A couple of big portfolios can start it on their own, but the driving force behind any breakout is localized in the people propping up the entire market, and when the banking system loses its illusion of security the DeFi world looks more appetizing than ever. After all, if the risks are the same, why shouldn’t you look for higher profits?
It is also curious to pause for a moment to remember how we got to this point. Shortly before the Silicon Valley Bank case, several crypto banks had ended up in the dock because they were deemed risky, illiquid and close to bankruptcy. The Silvergate troubles seemed to have confirmed this reading, which would have been great political support for the US authorities to impose more restrictive regulations.
More restrictive regulations would have affected both exchanges and the banks that offer them services. Then came the Silicon Valley Bank case, a bank with little connection to the crypto world whose failure was creating a reverse contagion effect to what everyone would have expected. That is risks transferred to and not from a crypto project, with USDC spending just two weeks ago a weekend of fear and delirium, only to recover parity with the dollar.
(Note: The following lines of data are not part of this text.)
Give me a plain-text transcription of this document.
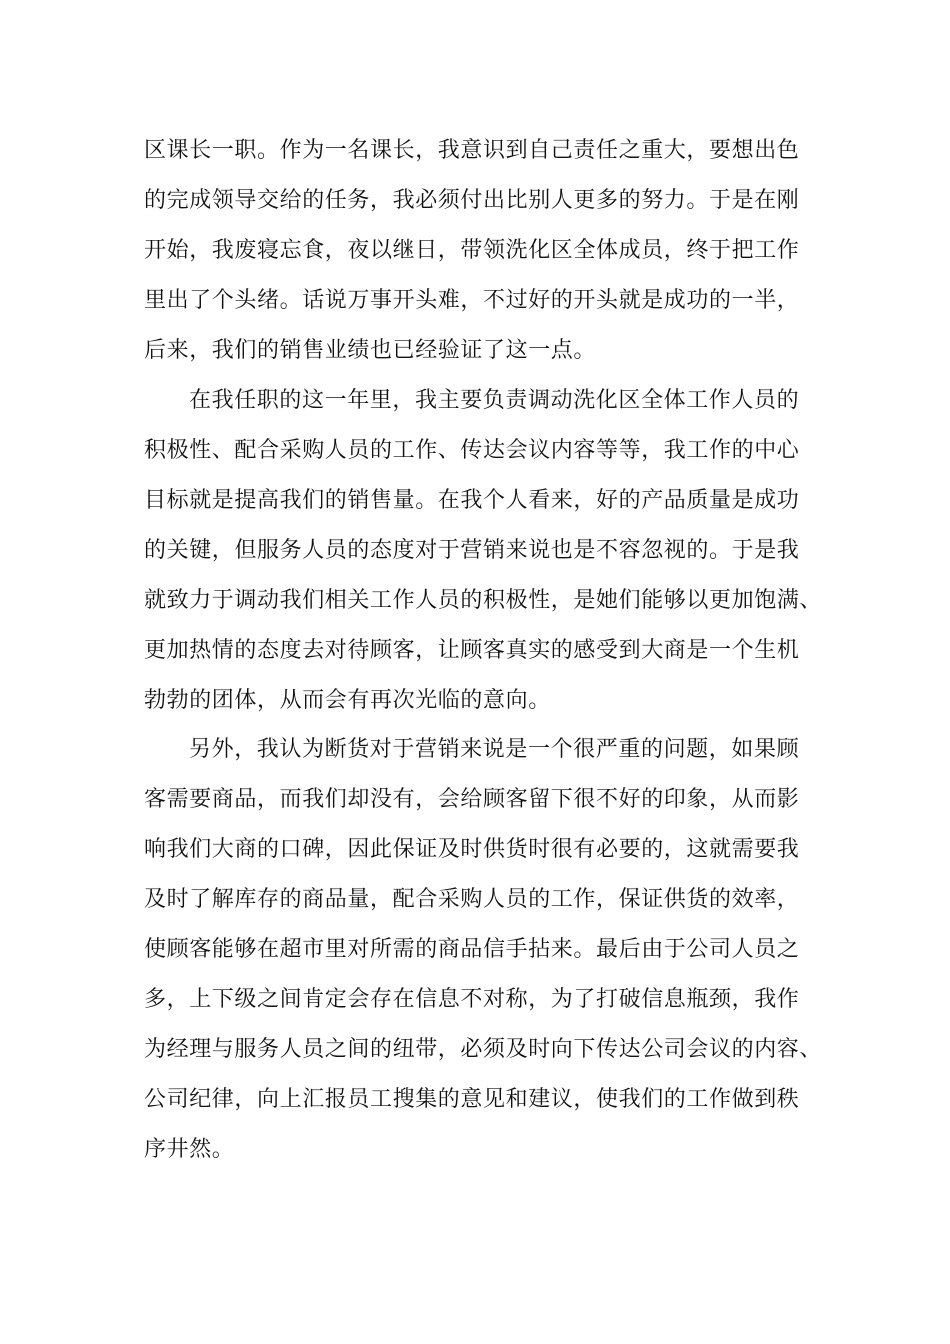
区课长一职。作为一名课长，我意识到自己责任之重大，要想出色
的完成领导交给的任务，我必须付出比别人更多的努力。于是在刚
开始，我废寝忘食，夜以继日，带领洗化区全体成员，终于把工作
里出了个头绪。话说万事开头难，不过好的开头就是成功的一半，
后来，我们的销售业绩也已经验证了这一点。
在我任职的这一年里，我主要负责调动洗化区全体工作人员的
积极性、配合采购人员的工作、传达会议内容等等，我工作的中心
目标就是提高我们的销售量。在我个人看来，好的产品质量是成功
的关键，但服务人员的态度对于营销来说也是不容忽视的。于是我
就致力于调动我们相关工作人员的积极性，是她们能够以更加饱满、
更加热情的态度去对待顾客，让顾客真实的感受到大商是一个生机
勃勃的团体，从而会有再次光临的意向。
另外，我认为断货对于营销来说是一个很严重的问题，如果顾
客需要商品，而我们却没有，会给顾客留下很不好的印象，从而影
响我们大商的口碑，因此保证及时供货时很有必要的，这就需要我
及时了解库存的商品量，配合采购人员的工作，保证供货的效率，
使顾客能够在超市里对所需的商品信手拈来。最后由于公司人员之
多，上下级之间肯定会存在信息不对称，为了打破信息瓶颈，我作
为经理与服务人员之间的纽带，必须及时向下传达公司会议的内容、
公司纪律，向上汇报员工搜集的意见和建议，使我们的工作做到秩
序井然。
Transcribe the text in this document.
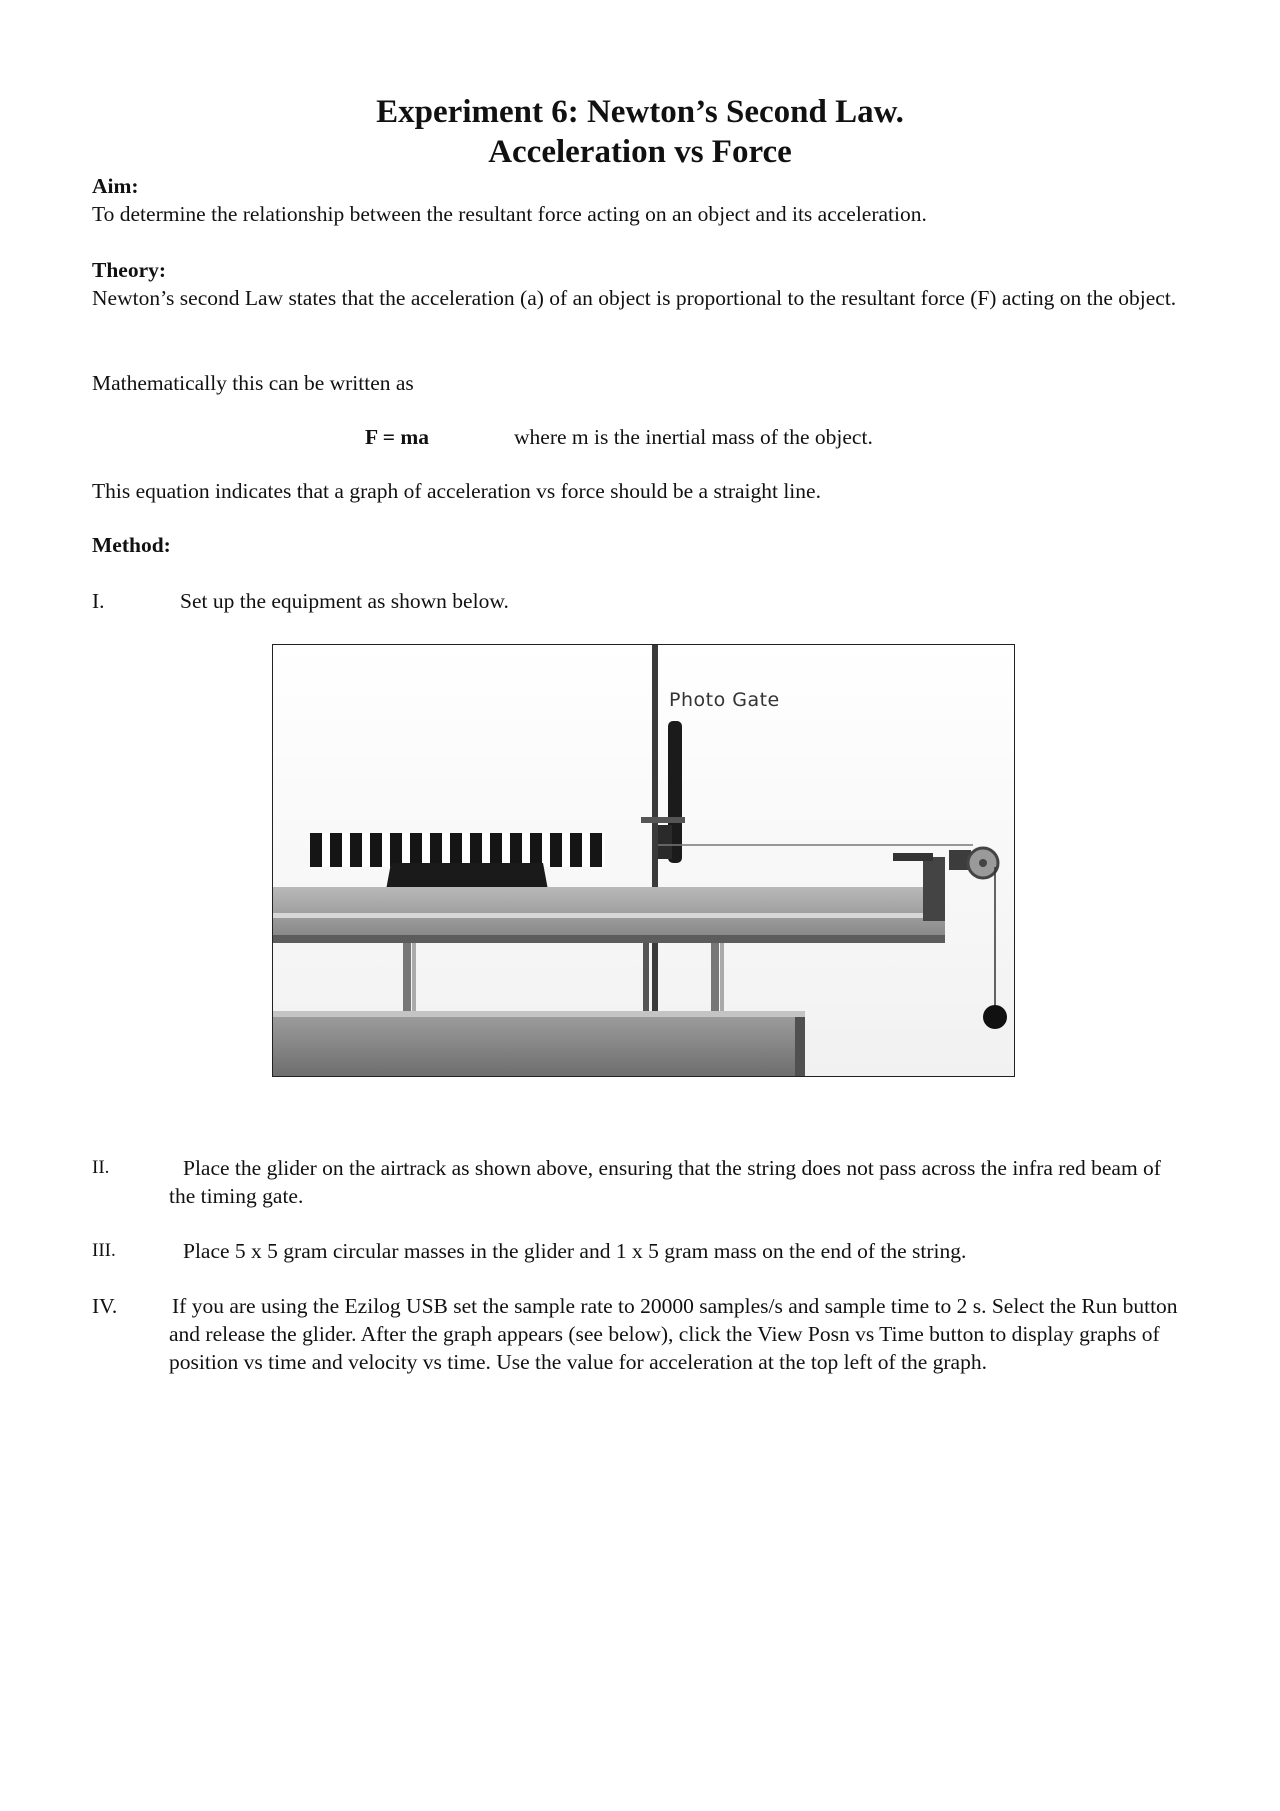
Experiment 6: Newton’s Second Law.
Acceleration vs Force
Aim:
To determine the relationship between the resultant force acting on an object and its acceleration.
Theory:
Newton’s second Law states that the acceleration (a) of an object is proportional to the resultant force (F) acting on the object.
Mathematically this can be written as
F = ma	where m is the inertial mass of the object.
This equation indicates that a graph of acceleration vs force should be a straight line.
Method:
I.	Set up the equipment as shown below.
Photo Gate
II.	Place the glider on the airtrack as shown above, ensuring that the string does not pass across the infra red beam of the timing gate.
III.	Place 5 x 5 gram circular masses in the glider and 1 x 5 gram mass on the end of the string.
IV.	If you are using the Ezilog USB set the sample rate to 20000 samples/s and sample time to 2 s. Select the Run button and release the glider. After the graph appears (see below), click the View Posn vs Time button to display graphs of position vs time and velocity vs time. Use the value for acceleration at the top left of the graph.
So yeah, It rises, because people are scared by what traditional finance has been doing behind our backs and because while this market is a volatile one, at least it has the decency to let you know the risks in advance.
And while we are taking advantage of this rally, while we are consolidating our gains and booking out to prolong this bullish run, we know and we want you to know that we are still very much in a crisis.
The world problems have not been solved yet, and we believe that the real winners will be the people able to take advantage of this Bull Quarter while preparing themselves for sideward, downward, upward and oblique movements because we will still have to face many troubles before being able to fully enter the next golden cycle.
So buckle up people, be smart about your money, solidify your gains and protect your interests, because we will keep pumping out awesome opportunities, no matter the market state, and you don’t want to miss it.
Synapse’s selection process has already protected a myriad of investors in times more troubled than those, as you can clearly see by our launchpad stats, our protection program, our anti-bot solutions and much more, but we aren’t satisfied with that.
We want to keep going up, grow and give more and more people the chance they deserve to achieve financial freedom.
This is why while everyone is just pumping out full on how BTC will go to the moon this week, how will we see it at 100 million by the end of the year or other outrageous statements, we simply want you to know that Synapse every day strives to make your investments more secure, more profitable and more accessible so that when the time does come, we can all ride the green waves together.
Conclusions.
The mainstream market and the crypto market have always been tied together but with the advent of more and more digital prowess in the new technologies that the human race keeps pumping out each year, we are reaching levels of interconnectivity that we couldn’t comprehend just a couple of years ago.
Institutionalized finance is failing right now, and the BTC is looking like an asset that can help smother this failure, and so many people are flocking to it, but we aren’t out of trouble yet and so we want everyone to keep being smart, be it with their investments, their bank choice or their crypto portfolio.